With reference to FIG. 7, there is shown a cross-section view of a chip package module in the present embodiment. The present embodiment is the same as Embodiment 5 (as shown in FIG. 6), except that the second cavity 401 of the second rigid plate 40 also has a third chip 80b disposed therein, the active surface of the third chip 80b has a plurality of electrode pads 81b, and the inactive surface of the third chip 80b is attached to the second chip 70 by a connection layer 82b. In addition, the electrode pads 81b on the active surface of the third chip 80b of the present embodiment electrically connect to the second conductive pads 411 of the second rigid plate 30 in the composite circuit board 50 by bonding wires.

Embodiments 7˜12

With reference to FIG. 8, there is shown a cross-section view of a chip package module connecting to outer electronic devices 90a and 90b. As shown in FIG. 8, the chip package module (as shown in FIG. 2) of Embodiment 1 is provided. In Embodiment 7, the first conductive pads 311 on the surface of the first rigid plate 30 in the composite circuit board 50 having the first chip 60 and the second chip 70 electrically connect to the outer electronic device 90a by solder balls 91a. The outer electronic device 90a is a circuit board.
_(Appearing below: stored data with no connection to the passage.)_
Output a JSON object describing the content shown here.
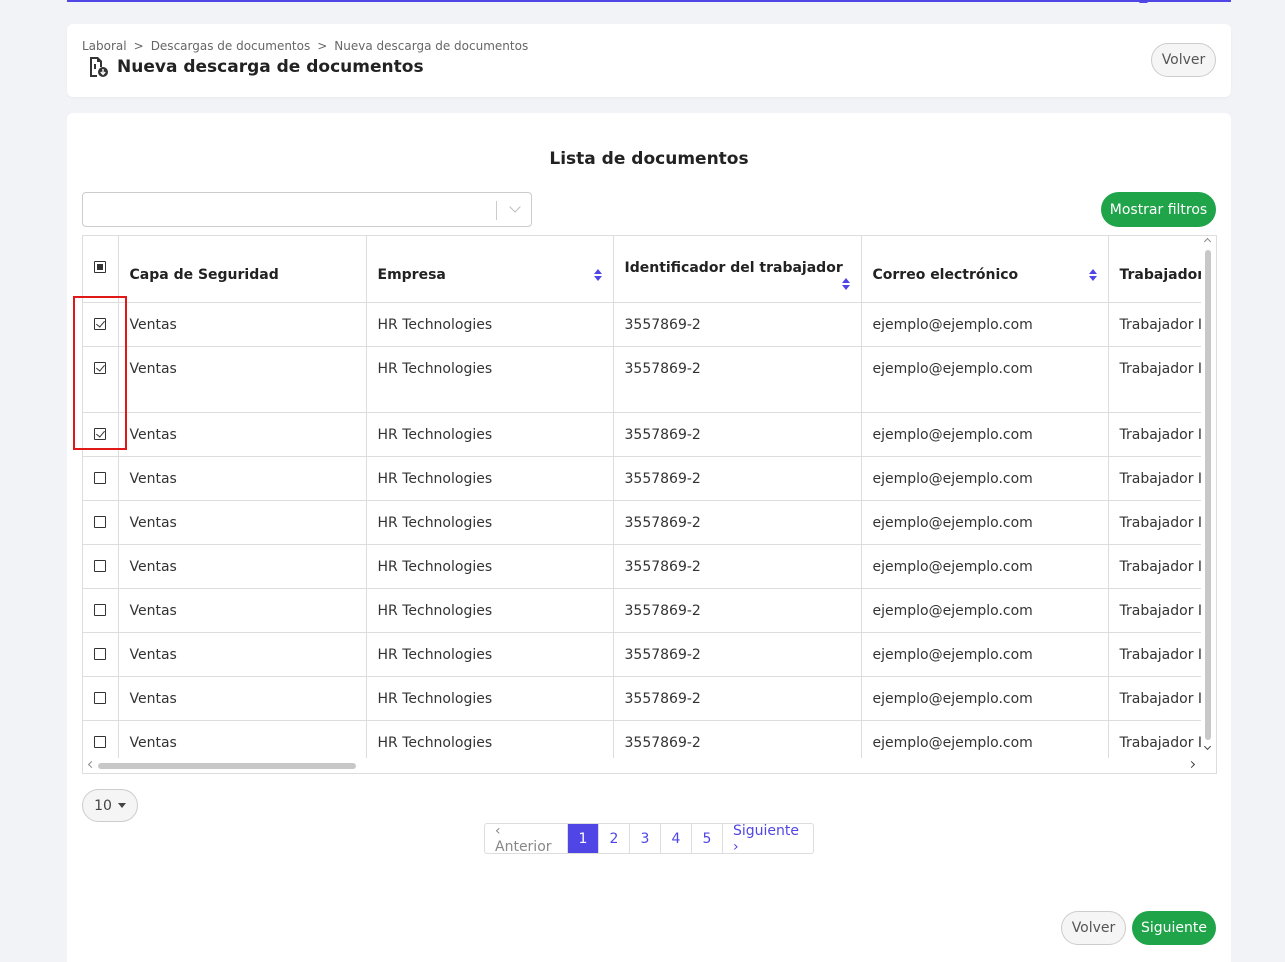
{
  "breadcrumb": [
    "Laboral",
    "Descargas de documentos",
    "Nueva descarga de documentos"
  ],
  "breadcrumb_separator": ">",
  "page_title": "Nueva descarga de documentos",
  "header_back_label": "Volver",
  "list_title": "Lista de documentos",
  "search_select": {
    "value": ""
  },
  "show_filters_label": "Mostrar filtros",
  "table": {
    "columns": [
      "Capa de Seguridad",
      "Empresa",
      "Identificador del trabajador",
      "Correo electrónico",
      "Trabajador"
    ],
    "sortable": [
      false,
      true,
      true,
      true,
      false
    ],
    "rows": [
      {
        "checked": true,
        "cells": [
          "Ventas",
          "HR Technologies",
          "3557869-2",
          "ejemplo@ejemplo.com",
          "Trabajador Ic"
        ]
      },
      {
        "checked": true,
        "cells": [
          "Ventas",
          "HR Technologies",
          "3557869-2",
          "ejemplo@ejemplo.com",
          "Trabajador Ic"
        ]
      },
      {
        "checked": true,
        "cells": [
          "Ventas",
          "HR Technologies",
          "3557869-2",
          "ejemplo@ejemplo.com",
          "Trabajador Ic"
        ]
      },
      {
        "checked": false,
        "cells": [
          "Ventas",
          "HR Technologies",
          "3557869-2",
          "ejemplo@ejemplo.com",
          "Trabajador Ic"
        ]
      },
      {
        "checked": false,
        "cells": [
          "Ventas",
          "HR Technologies",
          "3557869-2",
          "ejemplo@ejemplo.com",
          "Trabajador Ic"
        ]
      },
      {
        "checked": false,
        "cells": [
          "Ventas",
          "HR Technologies",
          "3557869-2",
          "ejemplo@ejemplo.com",
          "Trabajador Ic"
        ]
      },
      {
        "checked": false,
        "cells": [
          "Ventas",
          "HR Technologies",
          "3557869-2",
          "ejemplo@ejemplo.com",
          "Trabajador Ic"
        ]
      },
      {
        "checked": false,
        "cells": [
          "Ventas",
          "HR Technologies",
          "3557869-2",
          "ejemplo@ejemplo.com",
          "Trabajador Ic"
        ]
      },
      {
        "checked": false,
        "cells": [
          "Ventas",
          "HR Technologies",
          "3557869-2",
          "ejemplo@ejemplo.com",
          "Trabajador Ic"
        ]
      },
      {
        "checked": false,
        "cells": [
          "Ventas",
          "HR Technologies",
          "3557869-2",
          "ejemplo@ejemplo.com",
          "Trabajador Ic"
        ]
      }
    ]
  },
  "per_page": "10",
  "pagination": {
    "prev_label": "‹ Anterior",
    "pages": [
      "1",
      "2",
      "3",
      "4",
      "5"
    ],
    "active_page": "1",
    "next_label": "Siguiente ›"
  },
  "footer": {
    "back_label": "Volver",
    "next_label": "Siguiente"
  },
  "colors": {
    "accent": "#5046e5",
    "success": "#1fa44a",
    "highlight": "#e01818"
  },
  "icons": [
    "document-download-icon",
    "chevron-down-icon",
    "sort-icon"
  ]
}
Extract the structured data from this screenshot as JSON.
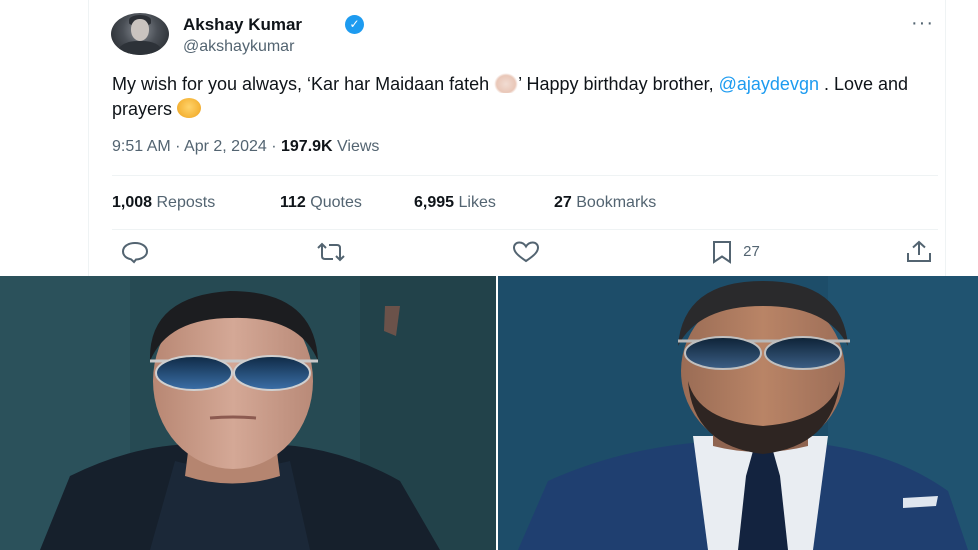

Similarly, the second conductive pads 411 on the surface of the second rigid plate 40 also electrically connect to the other outer electronic device 90b by solder balls 91b. The outer electronic device 90b is selected from the group consisting of a flip-chip package, a ball grid array package, and the chip package modules provided by Embodiments 1˜6. For example, in the present embodiment, the outer electronic device 90b is a flip-chip package. Herein, the first rigid plate 30 also can electrically connect to the outer electronic device 90b (in the present embodiment, the outer electronic device 90b is a flip-chip package) while the second rigid plate 40 can electrically connect to the outer electronic device 90a (in the present embodiment, the outer electronic device 90a is a circuit board).

Similarly, in Embodiments 8˜12, the chip package modules provided by Embodiments 2˜6 electrically connect to outer electronic devices, respectively. The configurations of the chip package modules attached to outer electronic devices in Embodiments 8˜12 are the same as that in Embodiment 7 so as to provide the chip package modules connecting to outer electronic devices.

Accordingly, the present invention can reduce the height of the package module and enhance the electrical performance by the electrical connection to outer electronic devices so as to overcome the difficulties in reducing the height of the package module and enhancing the electrical performance.